Here you will find all the settings for printing a strong lower that has a good fit and finish. Slicing is a very important step in making a strong and functional part. Settings will depend on your printer and the filament you are using. Below are a couple videos on the subject. I’ll also through in some quick reference farther down the page.

In this video I go over all the basics of slicing an AR-15 lower. Keep in mind that this is an older video, so some things are out of date. But all of the basics are still valid.

Slicing is also important for other parts like Stocks. In this video I’ll go over the details of printing a strong light weight stock. I recommend similar settings for Pistol Grips. But like to use four walls and 25% infill.

Slicing can broken up into two categories. Filament Settings and Print Settings. The first is filament specific settings like nozzle and bed temp. The latter is more mechanical settings such as layer height and print speed.

The single most important step when slicing is proper print orientation. Many of my designs come with built in support, which should make the print orientation obvious. The proper orientation for the Super Lower is with the bottom of the mag well against the bed. The flat bottom of the lower should be on the bed. Any other orientation will result in a weaker lower or improper support. Stocks are printed with there matting surfaces against the bed. The part of the Stock Neck that goes against the Lower should be printed facing up, and the butt end of the stock should be facing up while printing.

Getting the right nozzle and bed temperature is very important. Head over to the Filament page for more details. Fan Speed and Flow are also important. But these will have to be tuned as you go. You want enough fan speed where you get good overhangs, but no more. Flow should be adjusted until the plastic is slightly over extruding. This insures maximum layer bounding. See the end of the first video to understand what this looks like.

Print settings are equally important. Bad print settings will result in a broken lower. Things such as layer height, line width, wall count and infill type are some of the settings that need to be set. The nozzle diameter you use will have a large effect. I recommend sticking with a 0.4 MM nozzle. All of the settings listed here assume a 0.4 MM nozzle is used.

I always print with 0.2 MM layer height. It is the optimal balance between print speed and layer bonding. Larger layers will cause significant loss in layer bounding as well as a less detailed print. Finer will never hurt, but the return is small below 0.2 MM.

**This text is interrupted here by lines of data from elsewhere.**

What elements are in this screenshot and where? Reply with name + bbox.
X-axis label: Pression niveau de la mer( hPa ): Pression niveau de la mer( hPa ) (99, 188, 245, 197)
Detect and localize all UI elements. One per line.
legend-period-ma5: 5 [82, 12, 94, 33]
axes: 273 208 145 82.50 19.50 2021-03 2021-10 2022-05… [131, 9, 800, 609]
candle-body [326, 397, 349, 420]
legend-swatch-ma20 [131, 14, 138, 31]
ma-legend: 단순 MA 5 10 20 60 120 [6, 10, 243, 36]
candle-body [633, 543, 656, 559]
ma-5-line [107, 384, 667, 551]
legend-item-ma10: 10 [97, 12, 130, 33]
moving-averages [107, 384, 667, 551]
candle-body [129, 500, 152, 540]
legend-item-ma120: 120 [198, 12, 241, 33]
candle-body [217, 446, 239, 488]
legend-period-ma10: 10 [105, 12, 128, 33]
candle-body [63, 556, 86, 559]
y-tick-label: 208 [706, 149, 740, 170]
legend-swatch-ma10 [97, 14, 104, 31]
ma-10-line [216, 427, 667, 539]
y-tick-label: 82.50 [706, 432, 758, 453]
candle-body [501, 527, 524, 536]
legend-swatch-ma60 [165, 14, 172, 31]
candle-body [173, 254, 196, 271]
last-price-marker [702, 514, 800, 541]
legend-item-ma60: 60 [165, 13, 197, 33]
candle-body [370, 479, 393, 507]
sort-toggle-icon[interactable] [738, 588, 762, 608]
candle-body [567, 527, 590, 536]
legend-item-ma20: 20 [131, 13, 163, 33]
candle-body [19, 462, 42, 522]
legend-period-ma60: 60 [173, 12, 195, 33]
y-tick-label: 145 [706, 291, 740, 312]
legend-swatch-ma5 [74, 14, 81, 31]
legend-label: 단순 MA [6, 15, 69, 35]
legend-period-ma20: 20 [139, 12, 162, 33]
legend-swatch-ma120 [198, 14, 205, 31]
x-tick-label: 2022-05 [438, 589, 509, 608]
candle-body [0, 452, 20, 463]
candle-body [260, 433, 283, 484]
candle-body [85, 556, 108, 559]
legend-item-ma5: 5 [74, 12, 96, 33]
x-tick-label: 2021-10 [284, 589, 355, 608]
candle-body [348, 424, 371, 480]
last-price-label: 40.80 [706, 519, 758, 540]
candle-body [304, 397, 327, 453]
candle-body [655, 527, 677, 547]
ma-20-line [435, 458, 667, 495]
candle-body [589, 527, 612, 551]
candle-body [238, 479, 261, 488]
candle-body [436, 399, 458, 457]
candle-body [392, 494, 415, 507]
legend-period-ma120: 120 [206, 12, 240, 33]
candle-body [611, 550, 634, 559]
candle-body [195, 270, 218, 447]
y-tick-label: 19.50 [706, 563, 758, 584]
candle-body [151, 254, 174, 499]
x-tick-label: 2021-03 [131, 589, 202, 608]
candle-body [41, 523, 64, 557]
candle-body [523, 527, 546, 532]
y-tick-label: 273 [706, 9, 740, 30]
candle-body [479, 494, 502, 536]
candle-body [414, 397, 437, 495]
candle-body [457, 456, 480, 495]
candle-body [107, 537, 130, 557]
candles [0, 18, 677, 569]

Wall count and infill are two of the most important settings. I recommend three walls and 100% aligned rectilinear infill. It is critical that the infill angle is adjusted so that the infill runs the length of the lower. Do not use less then 100% infill, it will result in slightly lower print times and worse layer adhesion. Of course this only applies to high stress parts like lowers. When printing Stocks and Pistol Grips less infill will work fine. I like Gyroid or Honey Comb infill for these types of parts. You can use as few walls and as little infill as you think you can get away with on non critical parts. As as it does not break in the field you are fine.

Line width is an interesting setting. The wider the line the more it is pressed against the lower layer. This results in better layer adhesion. But as the lines get wider they press less an there neighboring line in the same layer. Resulting in poor side to side adhesion. I have recommended wider line widths before. But I now recommend 0.5 MM for lowers. Use a narrower line on the outside wall, so as to get better print resolution. 0.45 MM is a good option. To save weight when printing low stress items like stocks I use 0.45 MM lines everywhere.

Scaling and setting the XY Size Compensation are also important. You will probably need to print several lowers before you get these settings perfect. After installing the upper, If you notice a gap between the front pin plates and the lower body, you problebly need to scale your print a little. By measuring the gap, you can calculate how much you need to scale. I normally scale my prints by 100.3% on X and Y axis. Scaling on the Z axis is not normally needed. With a perfect printer this would not be needed, but all printers have some error. XY Size Compensation is different from scaling. See the above video for an in depth look. Basically it shrinks (or expands) all surfaces on the part be a given amount. If parts are fitting tightly, and your scaling is set properly, then you may want to adjust your Size Compensation. Start with a small negative number like -0.03 MM.

That’s about all! There are more details in the above videos, so I highly recommend you watch them!